Prison facts and figures
Brief history of the Prison System in the UK
16th and 17th century:
Sanctions
for criminal behaviour tended to be public events which were designed to shame
the person and deter others; these included the ducking stool, the pillory,
whipping, branding and the stocks. At the time the sentence for many other
offences was death.
Prison tended to be a place where people were held before their trial or while
awaiting punishment. It was very rarely used as a punishment in its own right.
Men and women, boys and girls, debtors and murderers were all held together
in local prisons.
18th century:
Gradual decline in use of the death penalty except for the most serious offences.
Increase in transportation to colonies – but in decline by the end of the 18 th century.
Increase in use of imprisonment as punishment. Particularly by means of prison hulks – ships – prisoners kept in chains there during night; hard labour during day.
Beginnings of prison reform – people like Jeremy Bentham and John Howard – a devout Congregationalist - were key figures.
Jeremy
Bentham, and other penal reformers of the time, believed that the prisoner should
suffer a severe regime, but that it should not be detrimental to the prisoner's
health. Penal reformers also ensured the separation of men and women and that
sanitation was improved.
In 1791 Bentham designed the “panopticon”. This prison design allowed a centrally
placed observer to survey all the inmates, as prison wings radiated out from
this central position. Bentham’s panopticon became the model for prison building
for the next half century.
19th century
Ideas relating to penal reform were becoming increasingly popular thanks to the work of a few energetic reformers. Many of these ideas were related to the rehabilitation of offenders. Religious groups like the Quakers and the Evangelicals were highly influential in promoting ideas of reform through personal redemption.
Gradual move away from idea of rehabilitation during 19th century; but the Prison Act 1898 reasserted reformation as the main role of prison regimes. This Act can be seen to set the penal-welfare context which underlies today’s prison policy.
20th century
Different kinds of prison regime introduced – including borstals (designed to correct criminal behaviour in young people) and open prisons.

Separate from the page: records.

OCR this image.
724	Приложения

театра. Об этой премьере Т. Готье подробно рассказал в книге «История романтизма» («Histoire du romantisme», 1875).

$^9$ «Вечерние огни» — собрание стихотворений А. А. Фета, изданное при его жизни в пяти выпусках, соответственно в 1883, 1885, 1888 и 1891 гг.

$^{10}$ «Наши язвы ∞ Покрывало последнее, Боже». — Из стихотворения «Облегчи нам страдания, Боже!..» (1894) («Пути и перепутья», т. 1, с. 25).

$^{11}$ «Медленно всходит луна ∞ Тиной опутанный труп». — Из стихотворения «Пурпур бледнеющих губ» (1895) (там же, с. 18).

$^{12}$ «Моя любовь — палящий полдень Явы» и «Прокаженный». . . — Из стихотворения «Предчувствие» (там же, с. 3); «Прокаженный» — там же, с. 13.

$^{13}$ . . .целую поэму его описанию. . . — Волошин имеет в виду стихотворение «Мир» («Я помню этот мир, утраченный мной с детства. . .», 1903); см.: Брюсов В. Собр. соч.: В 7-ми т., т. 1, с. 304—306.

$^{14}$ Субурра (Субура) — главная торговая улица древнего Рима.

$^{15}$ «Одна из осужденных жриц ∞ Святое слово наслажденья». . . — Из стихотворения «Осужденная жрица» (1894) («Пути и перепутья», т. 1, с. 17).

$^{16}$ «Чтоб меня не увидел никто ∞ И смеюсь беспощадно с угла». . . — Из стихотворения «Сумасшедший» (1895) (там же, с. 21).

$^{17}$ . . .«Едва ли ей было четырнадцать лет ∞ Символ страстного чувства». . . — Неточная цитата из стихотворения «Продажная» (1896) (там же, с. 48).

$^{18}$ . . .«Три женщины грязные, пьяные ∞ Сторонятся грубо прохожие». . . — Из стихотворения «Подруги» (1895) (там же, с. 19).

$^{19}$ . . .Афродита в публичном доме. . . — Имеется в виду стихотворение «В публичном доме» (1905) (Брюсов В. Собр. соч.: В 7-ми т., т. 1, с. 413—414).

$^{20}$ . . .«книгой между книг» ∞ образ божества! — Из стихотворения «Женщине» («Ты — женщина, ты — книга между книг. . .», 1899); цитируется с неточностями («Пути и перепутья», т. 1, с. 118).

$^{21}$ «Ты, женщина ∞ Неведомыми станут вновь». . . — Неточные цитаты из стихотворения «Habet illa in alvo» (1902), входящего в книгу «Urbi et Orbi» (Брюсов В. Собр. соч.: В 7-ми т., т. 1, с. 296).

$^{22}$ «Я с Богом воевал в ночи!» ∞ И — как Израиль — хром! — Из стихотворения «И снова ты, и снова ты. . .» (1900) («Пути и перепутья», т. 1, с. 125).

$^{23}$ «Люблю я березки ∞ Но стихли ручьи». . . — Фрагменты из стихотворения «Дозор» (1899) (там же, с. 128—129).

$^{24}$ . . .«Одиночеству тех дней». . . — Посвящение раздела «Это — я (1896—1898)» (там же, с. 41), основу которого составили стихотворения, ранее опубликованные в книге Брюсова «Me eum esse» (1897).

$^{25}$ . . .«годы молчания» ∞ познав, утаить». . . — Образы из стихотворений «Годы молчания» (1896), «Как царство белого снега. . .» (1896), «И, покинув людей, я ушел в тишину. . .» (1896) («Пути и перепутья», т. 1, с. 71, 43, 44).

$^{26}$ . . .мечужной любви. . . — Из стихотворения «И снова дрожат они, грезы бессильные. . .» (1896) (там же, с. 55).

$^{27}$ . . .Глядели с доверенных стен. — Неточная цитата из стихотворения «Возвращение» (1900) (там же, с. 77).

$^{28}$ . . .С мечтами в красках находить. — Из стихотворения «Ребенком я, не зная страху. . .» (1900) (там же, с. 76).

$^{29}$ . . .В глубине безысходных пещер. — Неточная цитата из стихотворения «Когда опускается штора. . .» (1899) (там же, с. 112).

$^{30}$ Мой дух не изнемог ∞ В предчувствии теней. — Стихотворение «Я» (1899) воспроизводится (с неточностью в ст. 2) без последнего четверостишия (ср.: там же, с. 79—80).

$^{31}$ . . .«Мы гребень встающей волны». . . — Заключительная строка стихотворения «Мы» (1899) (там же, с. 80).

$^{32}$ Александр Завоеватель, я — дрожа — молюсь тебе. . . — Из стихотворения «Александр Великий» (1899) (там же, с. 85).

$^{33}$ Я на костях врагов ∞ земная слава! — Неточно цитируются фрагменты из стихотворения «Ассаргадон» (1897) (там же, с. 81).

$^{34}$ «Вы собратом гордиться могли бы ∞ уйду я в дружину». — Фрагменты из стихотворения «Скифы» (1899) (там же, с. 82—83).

The Criminal Justice Act 1948 abolished penal servitude, hard labour and flogging. It also presented a comprehensive system for the punishment and treatment of offenders. Prison was still at the centre of the system, but the institutions took many different forms including remand centres, detention centres and borstal institutions.
Numbers in prison
At end-October 2004:
- almost 75,000 – cf 42,000 in 1993.
of which: women – 4,300
under 21s – 10,800
boys and girls (under 18) – 2,500
The UK has a higher proportion of the population in prison than any country in western Europe.
(source : Howard League)
Currently 137 prisons, including a prison ship, HMP Weare, moored off Portland, Dorset. There are two new ones planned.
Work of Howard League:
- to improve the quality of work in prisons
- to campaign against overcrowding
- to remove children from prison and have them placed in secure accommodation instead
- to help the Prison Service respond to the problem of suicides – last year 94 prisoners committed suicide.